Ob es den Konstanzer Konzilspreis auch in Zukunft geben wird, oder ob er den Sparmaßnahmen der Verwaltung zum Opfer fallen soll, entscheidet der Konstanzer Gemeinderat in seiner heutigen Sitzung. Ein kurzer Blick auf die kurze Geschichte eines Preises, der mehr über den Stifter sagt, als man wissen will.
Dieser Preis, der den meisten Konstanzer*innen herzlich egal ist, weil sie davon so viel haben wie das Schwein vom Schlachtfest, steht endlich auf der Streichliste. Doch die Verwaltung kämpft mit Zähnen und Klauen darum, ihn zu behalten.
Worum es bei diesem Preis geht, ist – wie bei den meisten Preisen üblich – etwas diffus. Im Rahmen des Konzilsjubiläums schmiss man jedenfalls in Konstanz im Glauben an die eigene welthistorische Bedeutung mit Geld nur so um sich, und da schien es auf ein paar zehntausend Euro mehr oder weniger für einen Preis nicht anzukommen: „Der Konstanzer Konzilspreis. Preis für europäische Begegnungen und Dialog wird in Konstanz alle zwei Jahre an Persönlichkeiten oder Initiativen vergeben, die sich in besonderer Weise für ein Europa der Begegnung einsetzen und einen Beitrag zum Dialog über Europa und seine Zukunft leisten. Der Konstanzer Konzilspreis wurde erstmals 2015 im Rahmen des Jubiläums 600 Jahre Konstanzer Konzil vergeben und ist mit 10.000 Euro dotiert“, weiß Wikipedia zu berichten.
Die Auswahl der Preisträger*innen wurde wahrscheinlich bewusst so personalaufwendig gestaltet, dass man mehr als ein Dutzend mehr oder minder prominente Menschen als Kuratoriumsmitglieder und Paten mit ins Boot holen konnte.
Europa schaut lieber gar nicht erst her
So sollte ein wenig weltweite Aufmerksamkeitssonne auf Konstanz, jene Stadt im Herzen Europas, in der das Herz Europas besonders heftig bumpert, herniederglänzen. Einige Strahlen sollten natürlich auch auf die Preisträger*innen fallen, als da sind PD Dr. Sigrid Rieuwerts (2021/2022), Mohamed El Bachiri (2019), Prälat Dr. Peter Klasvogt für das Netzwerk „socioMovens. Giving Europe a Soul e.V.“ (2017) und Theatermacher Milo Rau (2015).
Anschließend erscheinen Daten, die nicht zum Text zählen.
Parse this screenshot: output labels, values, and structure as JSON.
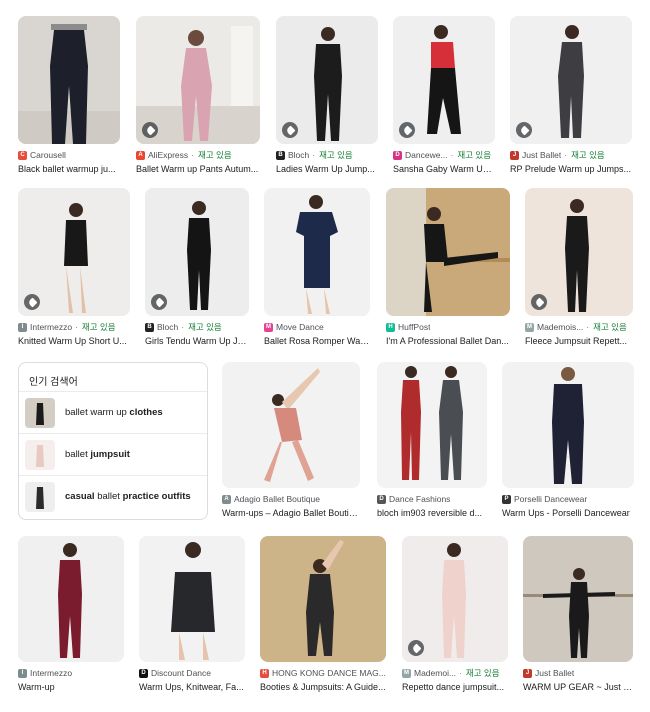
{
  "colors": {
    "stock": "#188038",
    "source_text": "#4d5156"
  },
  "cards": [
    {
      "source": "Carousell",
      "stock": "",
      "title": "Black ballet warmup ju...",
      "favicon": "carousell-icon",
      "fav_color": "#e74c3c",
      "badge": false
    },
    {
      "source": "AliExpress",
      "stock": "재고 있음",
      "title": "Ballet Warm up Pants Autum...",
      "favicon": "aliexpress-icon",
      "fav_color": "#e8492d",
      "badge": true
    },
    {
      "source": "Bloch",
      "stock": "재고 있음",
      "title": "Ladies Warm Up Jump...",
      "favicon": "bloch-icon",
      "fav_color": "#222222",
      "badge": true
    },
    {
      "source": "Dancewe...",
      "stock": "재고 있음",
      "title": "Sansha Gaby Warm Up ...",
      "favicon": "dancewear-icon",
      "fav_color": "#d63384",
      "badge": true
    },
    {
      "source": "Just Ballet",
      "stock": "재고 있음",
      "title": "RP Prelude Warm up Jumps...",
      "favicon": "justballet-icon",
      "fav_color": "#c0392b",
      "badge": true
    },
    {
      "source": "Intermezzo",
      "stock": "재고 있음",
      "title": "Knitted Warm Up Short U...",
      "favicon": "intermezzo-icon",
      "fav_color": "#7f8c8d",
      "badge": true
    },
    {
      "source": "Bloch",
      "stock": "재고 있음",
      "title": "Girls Tendu Warm Up Ju...",
      "favicon": "bloch-icon",
      "fav_color": "#222222",
      "badge": true
    },
    {
      "source": "Move Dance",
      "stock": "",
      "title": "Ballet Rosa Romper War...",
      "favicon": "movedance-icon",
      "fav_color": "#e84393",
      "badge": false
    },
    {
      "source": "HuffPost",
      "stock": "",
      "title": "I'm A Professional Ballet Dan...",
      "favicon": "huffpost-icon",
      "fav_color": "#0dbe98",
      "badge": false
    },
    {
      "source": "Mademois...",
      "stock": "재고 있음",
      "title": "Fleece Jumpsuit Repett...",
      "favicon": "mademoiselle-icon",
      "fav_color": "#95a5a6",
      "badge": true
    },
    {
      "source": "Adagio Ballet Boutique",
      "stock": "",
      "title": "Warm-ups – Adagio Ballet Boutiq...",
      "favicon": "adagio-icon",
      "fav_color": "#7f8c8d",
      "badge": false
    },
    {
      "source": "Dance Fashions",
      "stock": "",
      "title": "bloch im903 reversible d...",
      "favicon": "dancefashions-icon",
      "fav_color": "#555555",
      "badge": false
    },
    {
      "source": "Porselli Dancewear",
      "stock": "",
      "title": "Warm Ups - Porselli Dancewear",
      "favicon": "porselli-icon",
      "fav_color": "#333333",
      "badge": false
    },
    {
      "source": "Intermezzo",
      "stock": "",
      "title": "Warm-up",
      "favicon": "intermezzo-icon",
      "fav_color": "#7f8c8d",
      "badge": false
    },
    {
      "source": "Discount Dance",
      "stock": "",
      "title": "Warm Ups, Knitwear, Fa...",
      "favicon": "discountdance-icon",
      "fav_color": "#111111",
      "badge": false
    },
    {
      "source": "HONG KONG DANCE MAG...",
      "stock": "",
      "title": "Booties & Jumpsuits: A Guide...",
      "favicon": "hkdance-icon",
      "fav_color": "#e74c3c",
      "badge": false
    },
    {
      "source": "Mademoi...",
      "stock": "재고 있음",
      "title": "Repetto dance jumpsuit...",
      "favicon": "mademoiselle-icon",
      "fav_color": "#95a5a6",
      "badge": true
    },
    {
      "source": "Just Ballet",
      "stock": "",
      "title": "WARM UP GEAR ~ Just B...",
      "favicon": "justballet-icon",
      "fav_color": "#c0392b",
      "badge": false
    }
  ],
  "popular": {
    "heading": "인기 검색어",
    "items": [
      {
        "pre": "ballet warm up ",
        "bold": "clothes",
        "post": ""
      },
      {
        "pre": "ballet ",
        "bold": "jumpsuit",
        "post": ""
      },
      {
        "pre": "",
        "bold": "casual",
        "mid": " ballet ",
        "bold2": "practice outfits"
      }
    ]
  }
}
Seit dem Ende der mehrjährigen Konzilsjubelfeiern – die am Ende nicht einmal den Papst an den Bodensee locken konnten, wie es einige katholische Wirrköpfe im Vorfeld frohlockend verkündet hatten – wird der Preis so finanziert: Ein „Konstanzer Konzilsverein für Europäische Begegnungen und Dialog“ treibt die 10.000 Euro Preisgeld in Form von Spenden ein. Aber: „Die Ausrichtung der Veranstaltung zur Vergabe des Konzilspreises wird hingegen durch städtische Mittel finanziert und durch städtisches Personal (angesiedelt im Pressereferat) unterstützt.“
Und so soll es nach dem Willen der Verwaltung und vor allem wohl des Oberbürgermeisters auch bleiben, auch wenn sonst jede Büroklammer ihre Existenzberechtigung nachweisen muss und widrigenfalls sofort als Zahngold eingeschmolzen wird. Der Preis kostet die Stadt alle zwei Jahre 20.000 Euro, und um dieses Geld geht es heute im Gemeinderat.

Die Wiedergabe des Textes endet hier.